THE US Champions Tour is under serious threat with news this week that irreverent American golfer Rocco Mediate has turned 50.
It is unclear whether Mediate will impose himself on the tour immediately but just the fact he is now eligible will surely liven things up.
Many golf fans grew a huge soft spot for Mediate during his performance at the 2008 US Open when a wounded Tiger Woods sunk a bomb putt on the 72nd hole at Torrey Pines to force a playoff.
Everyone had to come back the next day for an 18 hole playoff between the then world No.1 against the world No. 158.
Woods was just about on one leg due to a knee injury and it was clear the then 45 year old Mediate tried to talk his ears off as well.

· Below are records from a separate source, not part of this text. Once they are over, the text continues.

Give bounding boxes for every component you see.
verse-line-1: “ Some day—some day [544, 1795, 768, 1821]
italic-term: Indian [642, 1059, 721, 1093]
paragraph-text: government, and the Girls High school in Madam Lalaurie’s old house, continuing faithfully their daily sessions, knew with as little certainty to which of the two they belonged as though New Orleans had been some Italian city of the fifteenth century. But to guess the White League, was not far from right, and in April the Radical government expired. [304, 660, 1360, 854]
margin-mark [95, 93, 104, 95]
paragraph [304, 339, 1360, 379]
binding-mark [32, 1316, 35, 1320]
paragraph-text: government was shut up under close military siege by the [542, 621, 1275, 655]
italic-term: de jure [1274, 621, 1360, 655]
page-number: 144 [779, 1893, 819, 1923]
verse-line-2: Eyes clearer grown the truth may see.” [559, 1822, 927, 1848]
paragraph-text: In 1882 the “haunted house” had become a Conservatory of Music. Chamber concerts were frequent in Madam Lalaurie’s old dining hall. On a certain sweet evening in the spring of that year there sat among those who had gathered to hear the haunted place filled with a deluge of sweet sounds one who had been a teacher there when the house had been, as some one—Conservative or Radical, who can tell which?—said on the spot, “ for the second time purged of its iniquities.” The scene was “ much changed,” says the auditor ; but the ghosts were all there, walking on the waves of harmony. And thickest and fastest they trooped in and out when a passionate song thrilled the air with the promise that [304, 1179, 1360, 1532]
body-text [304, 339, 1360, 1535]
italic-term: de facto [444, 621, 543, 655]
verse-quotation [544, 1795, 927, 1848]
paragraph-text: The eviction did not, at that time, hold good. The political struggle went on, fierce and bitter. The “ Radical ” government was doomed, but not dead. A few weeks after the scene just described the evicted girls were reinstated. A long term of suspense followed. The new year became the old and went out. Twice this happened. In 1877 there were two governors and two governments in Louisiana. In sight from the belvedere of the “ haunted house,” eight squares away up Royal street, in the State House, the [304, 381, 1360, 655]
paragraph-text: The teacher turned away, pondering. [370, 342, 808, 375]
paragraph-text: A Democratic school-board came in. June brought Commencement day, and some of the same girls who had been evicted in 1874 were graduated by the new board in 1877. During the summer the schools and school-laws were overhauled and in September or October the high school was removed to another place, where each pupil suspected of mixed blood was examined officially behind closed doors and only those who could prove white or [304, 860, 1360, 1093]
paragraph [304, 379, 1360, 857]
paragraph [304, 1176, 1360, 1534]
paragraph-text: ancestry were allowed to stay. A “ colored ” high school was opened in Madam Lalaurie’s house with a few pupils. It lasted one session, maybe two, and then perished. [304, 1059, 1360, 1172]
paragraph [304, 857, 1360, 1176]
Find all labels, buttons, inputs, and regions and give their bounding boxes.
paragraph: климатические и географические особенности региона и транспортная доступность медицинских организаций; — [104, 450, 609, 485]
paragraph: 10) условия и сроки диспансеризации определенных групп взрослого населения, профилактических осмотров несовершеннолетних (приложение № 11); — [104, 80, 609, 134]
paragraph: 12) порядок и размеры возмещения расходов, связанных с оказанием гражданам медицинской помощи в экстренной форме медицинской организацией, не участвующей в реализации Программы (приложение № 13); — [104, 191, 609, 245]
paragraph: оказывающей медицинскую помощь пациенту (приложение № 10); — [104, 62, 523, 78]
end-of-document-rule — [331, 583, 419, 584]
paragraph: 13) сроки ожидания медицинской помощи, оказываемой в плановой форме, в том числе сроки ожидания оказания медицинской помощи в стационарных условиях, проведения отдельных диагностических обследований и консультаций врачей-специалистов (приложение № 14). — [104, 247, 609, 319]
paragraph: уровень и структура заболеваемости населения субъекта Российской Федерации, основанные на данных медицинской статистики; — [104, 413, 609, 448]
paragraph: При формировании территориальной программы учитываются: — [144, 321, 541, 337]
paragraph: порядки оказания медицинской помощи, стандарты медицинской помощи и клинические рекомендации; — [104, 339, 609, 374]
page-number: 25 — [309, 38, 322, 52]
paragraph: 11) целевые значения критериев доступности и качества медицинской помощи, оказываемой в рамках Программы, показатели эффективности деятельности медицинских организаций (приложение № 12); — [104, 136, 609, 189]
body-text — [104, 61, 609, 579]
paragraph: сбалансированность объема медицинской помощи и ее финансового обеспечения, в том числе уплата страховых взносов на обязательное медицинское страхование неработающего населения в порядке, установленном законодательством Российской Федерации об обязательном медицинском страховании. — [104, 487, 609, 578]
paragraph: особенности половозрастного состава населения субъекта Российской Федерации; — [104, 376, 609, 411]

Mediate captured everyone’s affection with his animated performance, laughing and joking with the crowd throughout what should have been a tense encounter. Mediate lost on the 19th hole but won a huge number of fans.
With four US PGA Tour wins in a 28 year career that has earned him some US$17 million, Mediate could waltz onto the Champions Tour.
Speaking to a local new outlet in hometown Naples, Florida earlier this year Mediate didn’t sound too keen on the lucrative over 50’s tour.
“Until I have to go, I have absolutely zero interest,” said Mediate. “I want to put my 30 (years) in. I have my work cut out for me, but I’m going to try. I’m fit and ready to go. I’m just going to play as much as I can.”
In a fascinating wide ranging article in the US Golf Digest celebrating Mediate’s birthday milestone, his position isn’t so clear.
On playing the Champions Tour Mediate told the Digest:
“The Champions Tour is sitting there waiting to be had, right? No cut. Guaranteed check. But the decision isn’t that simple. The Champions Tour is completely misunderstood. It’s murder out there. The guys can and do go deep. Freddie Couples and Tom Lehman could definitely still win on the PGA Tour. So on one hand there’s the bigger purses on the PGA Tour — where I still think I can win, by the way — but a more steady income on the Champions Tour. Which would you choose if you were me?”
On the 2008 US Open playoff against Tiger Woods:
“Guys would play against Tiger and fold up like lawn chairs. But in that 2008 U.S. Open playoff, I wasn’t worried about falling apart. One of my caddies, Pete Bender, had always told me, “One thing you never do, Roc, is spit the bit.” I’m proud of that. I saw going up against Tiger as an opportunity to show myself and the world what I’d learned in my career playing golf. I liked the idea that there was no place to hide.”
“Was I rooting for Tiger to miss that putt he had to tie me on the 72nd hole at Torrey Pines? Of course. Did I think he would make it? Of course. Would anybody other than Tiger have made that putt? Absolutely not.
“At the press conference Sunday night I was asked about my chances in the Monday playoff. I said, “I have absolutely nothing to lose.” When the conference was over, it hit me: I had everything to lose. This was my moment. It was my big chance. Everything I’d coveted my whole life was right in front of me.”
“Losing that playoff hurt. It lingered, and even though I’d won five times on tour, I think there was a sense my Open performance was kind of a fluke. But in 2010 I won the Frys.com Open, opening with 64-65. Getting that trophy took all of the hurt away. It affirmed I wasn’t just a tour pro, but a genuinely good one.”
On being Tiger Woods:
“When Tiger was on top, I would have loved having his gig — for about a month. After I lost the playoff to Tiger, I got stopped 10 times a day, easy, for a year. It started to get to me, and I’m no introvert. I can’t imagine living my whole life having to eat in back rooms with my friends instead of out in public.”
On the golf swing:
“The newest technology is an MRI-like thing for your golf swing. It’s beyond TrackMan. They strap these sensors on you, and you get a profile where parts of your body register in different colors. The trick is to keep the colors as uniform as possible, because if you’re stressing one part, the rest come tumbling down. Now, what lowers the stress is to keep your head level throughout the swing. To do that, you need to swing from the ground up and use your lower body and the big muscles to generate speed. I call it “sucking the power out of the ground.”
“If your head stays level — I don’t like this dipping stuff you see among a lot of players — it leads to effortless power. And it’s easier on you physically. You hit it more solid. I’m longer than I’ve ever been and have an extra 15 to 20 yards on call with the driver when I need it, by pretty much keeping my head level. It’s a good swing thought for everybody.”